Il colore predominante è il blu. Quel punto di colore pastoso
e riposante che è dei luoghi di cura. Mi spogliano completamente.
Un’infermiera appoggia su una sedia abiti, biancheria, il foulard. La
mia vita normale viene accantonata insieme agli indumenti su quella
sedia e non so quando la indosserò di nuovo. O se la indosserò ancora.
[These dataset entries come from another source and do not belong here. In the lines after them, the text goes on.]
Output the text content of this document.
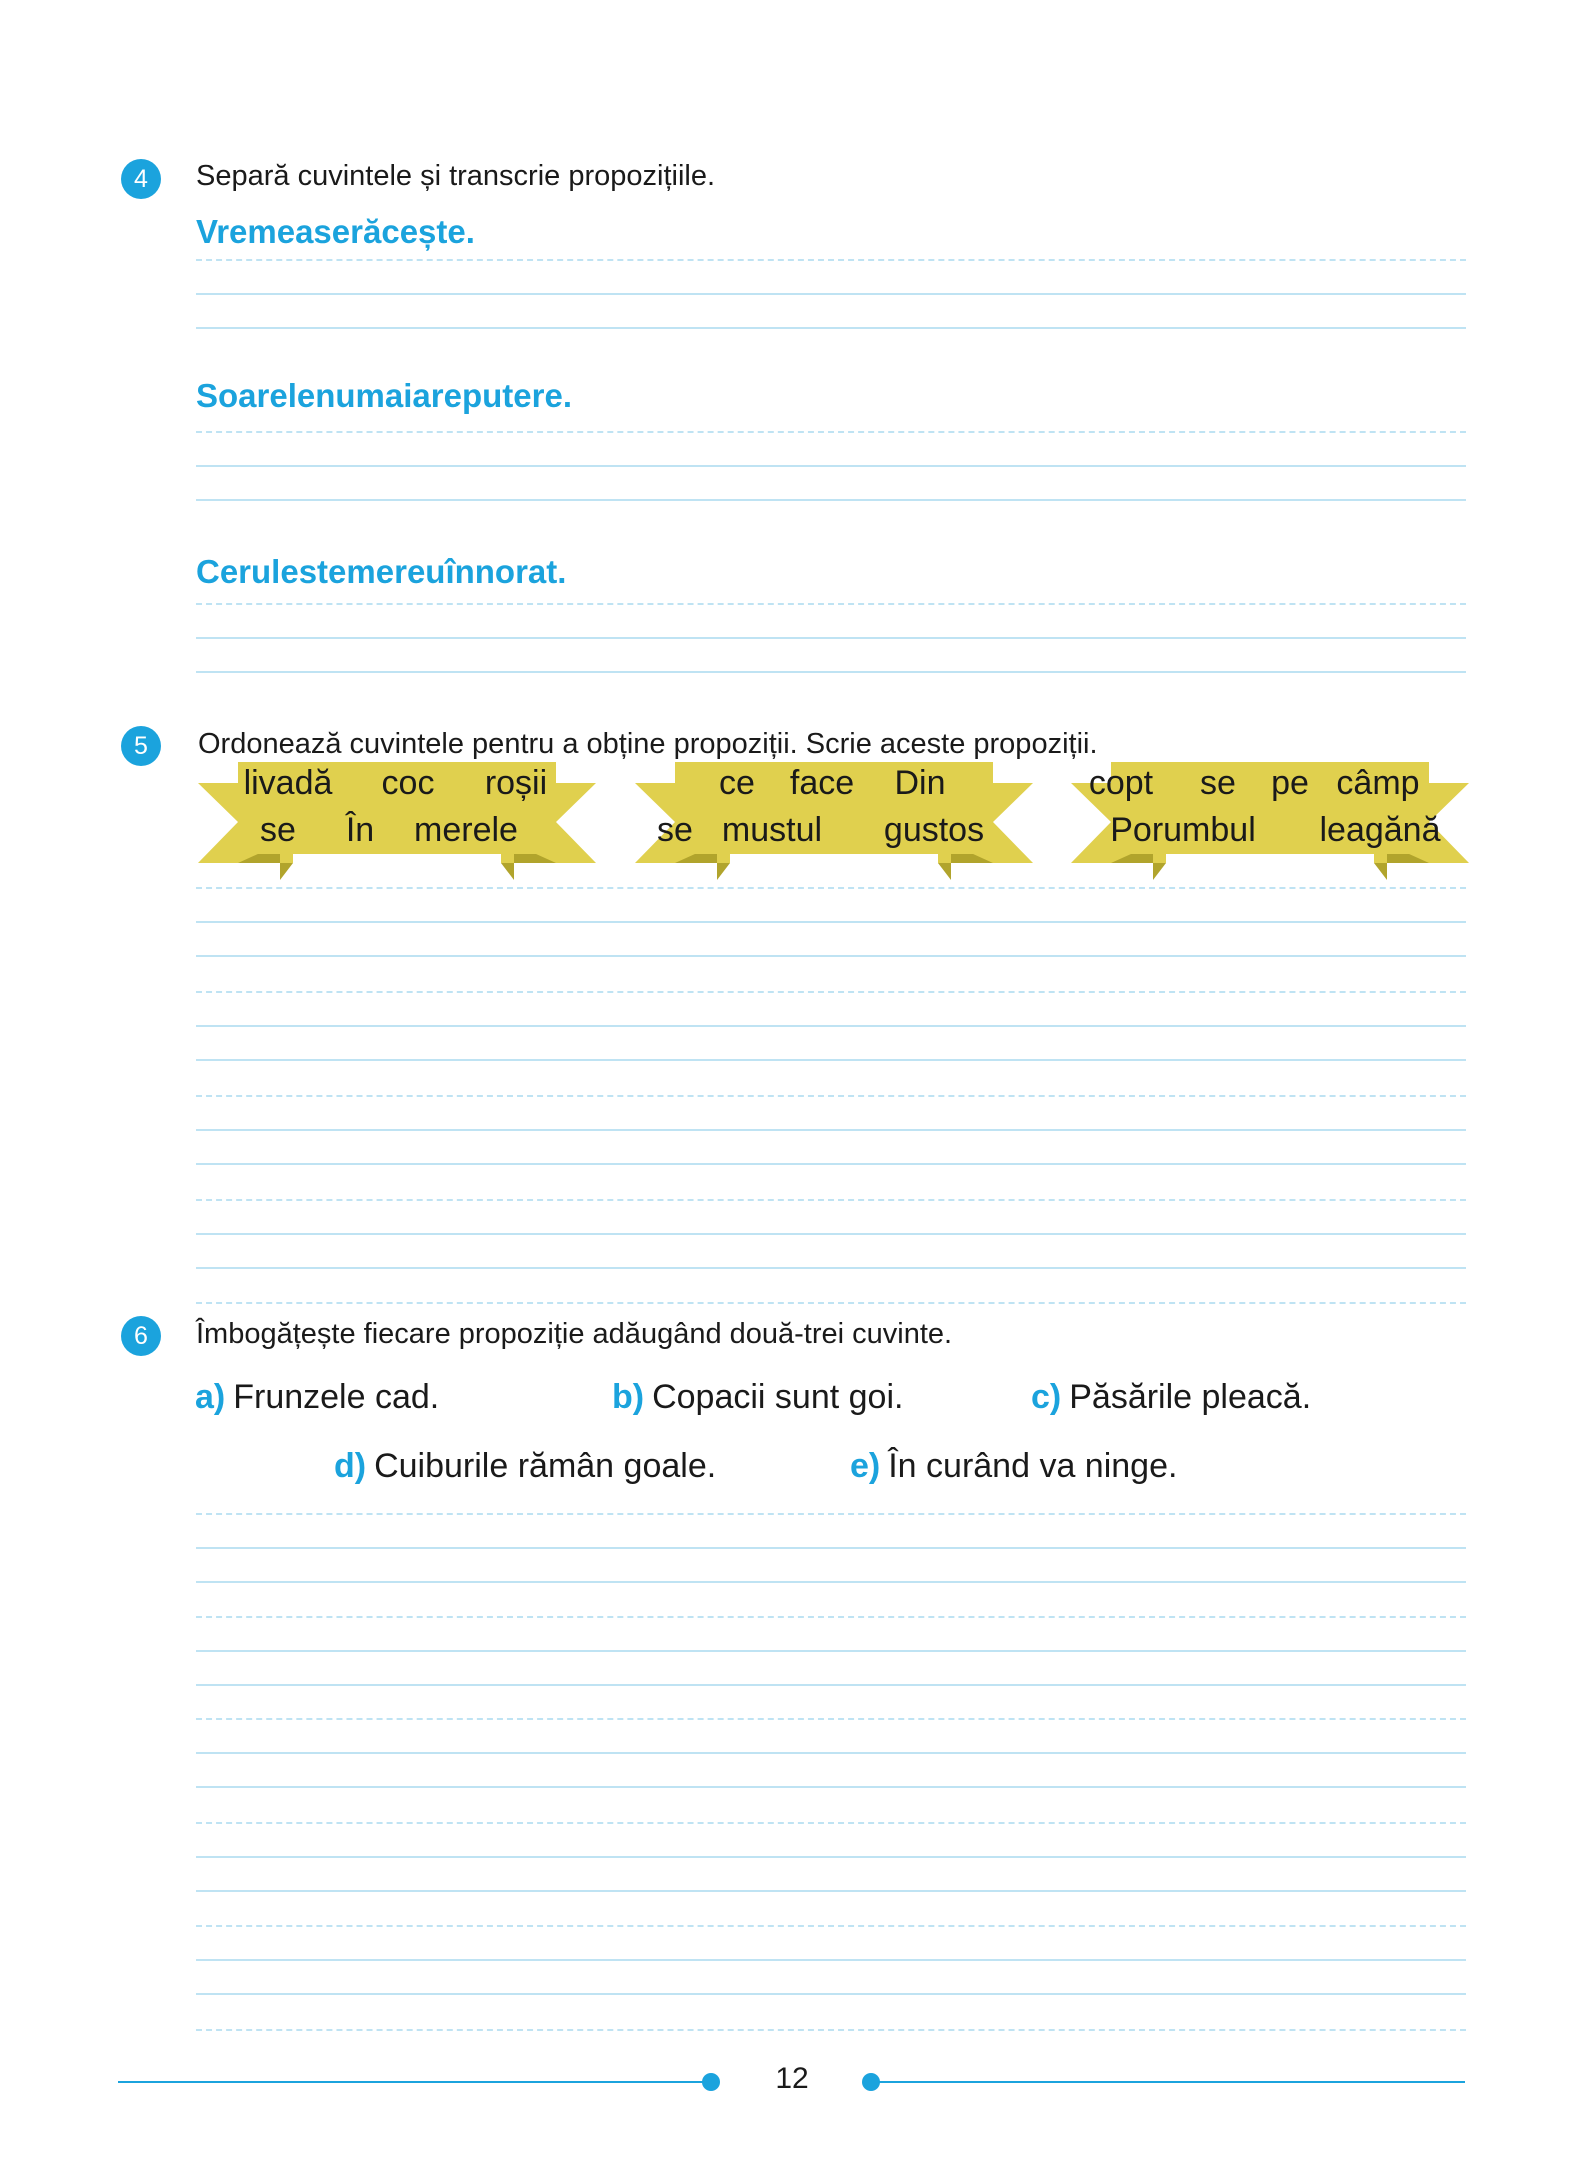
4	Separă cuvintele și transcrie propozițiile.
Vremeaserăcește.
Soarelenumaiareputere.
Cerulestemereuînnorat.
5	Ordonează cuvintele pentru a obține propoziții. Scrie aceste propoziții.
livadă coc roșii
se În merele
ce face Din
se mustul gustos
copt se pe câmp
Porumbul leagănă
6	Îmbogățește fiecare propoziție adăugând două-trei cuvinte.
a) Frunzele cad.	b) Copacii sunt goi.	c) Păsările pleacă.
d) Cuiburile rămân goale.	e) În curând va ninge.
12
Quasi a coprire la tristezza di quel pensiero, sugli indumenti viene
appoggiato anche il cappotto dimenticato sulla sedia a rotelle, quella
su cui ho trascorso le ultime tre ore in attesa degli esami che poi
hanno decretato il ricovero in Unità Coronarica. Stranamente non ho
paura, so che nessuno è eterno. E poi ho imparato bene, anni fa,
cercando di curare la terribile forma epilettica di mio figlio, che aver
paura non serve a niente. Come tutti qui, affronterò gli eventi uno
per volta per venirne fuori o, serenamente, per lasciarmi andare a ciò
che mi aspetta. Mi rendo conto che restare lucidi è importante;
soprattutto per restituire serenità alle persone care che vivono in
altre città. Sento che, sempre che vada bene, sono a una svolta e che la
mia vita in simbiosi con il figlio con disabilità non potrà essere più
la stessa.
Il dottore, per comunicarmi la decisione del ricovero in terapia
intensiva usa un’espressone bellissima. Dice: “ Ora la mettiamo in
sicurezza, signora. Stia tranquilla.”
Mettere in sicurezza qualcuno è più che salvarlo: è l’impegno qui e
ora a fare di tutto, ad accompagnare una persona e attendere con lei i
tempi di una guarigione o quelli di una chiusura dell’esistenza, senza
promesse, senza eroismi.
Questo ho cercato di fare fin qui: mettere in sicurezza i figli,
senza bacchette magiche o miracoli che potessero cambiare la realtà. Ma
realizzo subito che da questo momento, rispetto al piccolo con
disabilità, non sono più quella che può vantare esclusive sulla sua
messa in sicurezza. Intanto mi domando se i familiari saranno capaci di
superare la preoccupazione per me (viva o morta) e destinare le risorse
emotive a lui, quelle che permettono di entrare in comunicazione
profonda con una persona per carpirne i non detti, le necessità
ineludibili che lui non sa esprimere. “Mettere in sicurezza” significa
anche saper cosa fare nell’emergenza. I genitori sanno cosa devono fare,
gli altri no.
Mi rendo conto che non aver condiviso, almeno in famiglia, una sorta
di ideale manuale per la gestione del figlio con disabilità, non è stata
un’idea brillante. E che così facendo ho anche deresponsabilizzato gli
altri. Penso a storie come quella di Queen Ann
che “subì” la volontà del figlio, che lei avrebbe voluto proteggere dai
pericoli di un viaggio intercontinentale, ma che portò il giovanissimo
Alessandro al salto felice nell’età adulta, e la madre a riprendersi
spazi di libertà. Che sono fondamentali se si pensa che i genitori dei
figli con disabilità non hanno la libertà di divertirsi ma nemmeno
quella di curarsi quando sono ammalati.
Nei giorni d’ospedale ho tirato fuori un’altra me stessa e ho cominciato a volermi bene.